I believe that the seeds for my emotional problems started to grow long before I ever experienced depression or the sense of hopelessness that I had lived with for years before coming into Emotional Health Anonymous. In my early teenage years a number of things started to happen that left me ripe for the downward spiral that was to come much later. During this time I became hooked on securing the praise of others. I started to do well in school and I craved the attention I got for it. I began to think very highly of myself, and this overriding thought was the thing that gave me confidence in nearly all social situations, particularly those where I otherwise felt very awkward or insecure. Without my achievements in school, I was nothing or worse than nothing: I was a big phony. During this time I became quite a people pleaser. I desperately wanted people to like me. I realize now that I never learned how to be my own person. Whether I liked it or not, I felt like I was beholden to other people’s opinion of me. I had a constant need for approval from nearly everyone around me. This meant that I rarely thought for myself when it came to how I dealt with people in my life. But oh, how I fooled people into thinking I was on top of things. This was the most important task in life, it seemed (for me, at least-I didn’t like it when other people tried to do this with me).
I survived in this state of inward smugness and superiority but outwardly painful niceness until my junior year in college. It was during this time that I began to have feelings of emptiness. My facade of altruism was becoming a chore. Nothing about life seemed to come naturally to me. It was draining work to keep up the various masks I was wearing in order to maintain my desired image. I didn’t feel right-whatever right was supposed to be. People thought I was humble (that is, when my conceit didn’t accidentally show through), but I knew I wasn’t. Yet I couldn’t bear to “disappoint” everyone and let them see that I wasn’t the person they thought I was. Inside I felt very jaded, like I could never turn off my extreme pridefulness and secret arrogance, and when I was honest with myself I knew I didn’t want to. I was jealous of people around me because I felt like they were able to honestly face life and didn’t need to project an image everywhere they went. And yet I thought I was enjoying success and I didn’t want to trade that just yet for anything different.

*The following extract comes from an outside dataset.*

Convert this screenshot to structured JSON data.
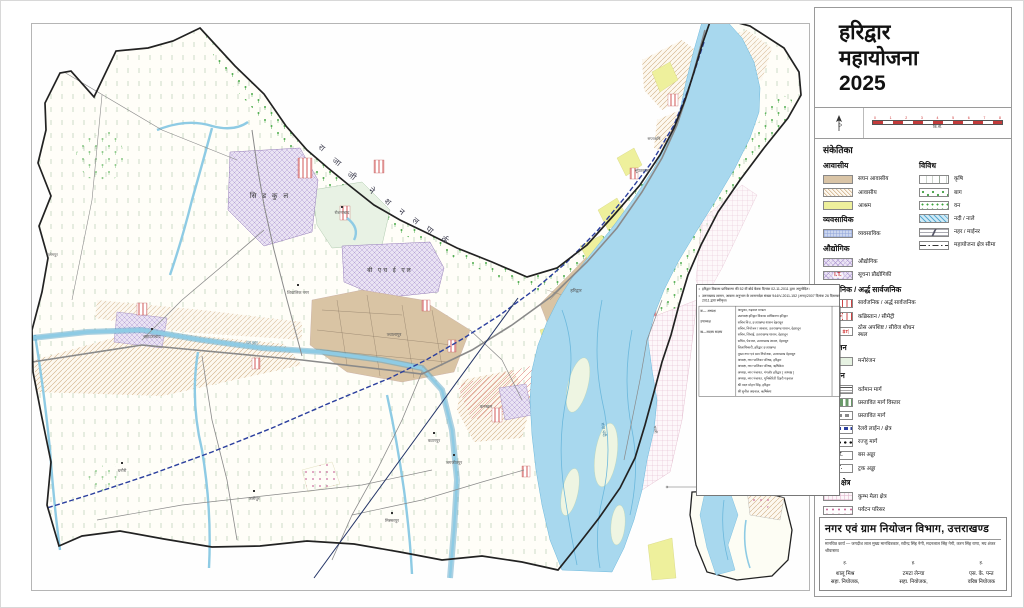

When I was a junior in college, I felt like any sense of direction I had in life was slipping. I started losing motivation and energy to do the things I was doing. Within a period of three months I was in a deep depression. An incredible fog in my thinking and emotions settled in. I had always been cautious with people, but it was nothing like now. Now there was true fear. The sense of despair overwhelmed me. I could not objectively “assess” my own situation or deal with it in any sane way because I was so embarrassed and ashamed. I couldn’t get past the idea that I couldn’t let people know that I was struggling; that I didn’t know what I was doing and that I felt lost. I had a reputation for being so rational, and I did not want to lose that reputation. I literally felt frozen by my fears, like I could not move in any direction. What I didn’t know then, and wouldn’t have been able to accept anyway, was that my pride in not wanting my emotional problems to show meant that I would have years ahead of me living under this cloud of depression until I found Emotional Health Anonymous! I had no idea that years later the path to recovery would start with surrender and not with fighting my emotional problems and trying desperately to look normal.
What I was given in EHA was hope. I was amazed at the honesty people had in talking about themselves. I felt safe there, like I had never felt before. I felt like the mask of always pretending to be happy and in control was no longer needed, in fact it would only set me back in my recovery. People talked about a new way of living and simple tools of action that kept them on the right track of recovery. I resisted these tools in the beginning. My convoluted thinking still being with me, I figured it wouldn’t be sincere if I simply forced myself to do these things without really wanting to. I gradually realized that I didn’t have any choice but to follow the program that was laid out before me, if I was to get well. I had proven to myself beyond a doubt that I didn’t have it within myself to get well. So why was I resisting? Just good old-fashioned fear and pride. These were no strangers to me, only now they had followed me into EHA. Hearing other people admit that they hadn’t done things perfectly after coming into EHA was a huge relief to me. What it meant was that I never had to fear the kind of judgment that says you screwed up, you can never start over.
When I came into EHA the unexpected happened. I found people who were just like me. But not only that, they had a solution! Today, by the grace of God, I have a new way to live. I can’t pretend to say that this way of life comes naturally for me, or that I always feel comfortable. Quite the contrary, in fact-but that’s exactly why I need it, because I don’t naturally feel comfortable doing the things I need to do to survive. What I can say is that I wouldn’t trade what I have for anything in the world. After all of the years I spent floundering and hiding by myself in mental and emotional agony, I have moments of peace like I’ve never had before. I feel like the future is not something to be dreaded and the past really is something that I can’t change. I have friendships now that have some sanity and finally (thank you, God) some honesty on my part. In short, I feel like I’m growing up, a feeling that I have never had before.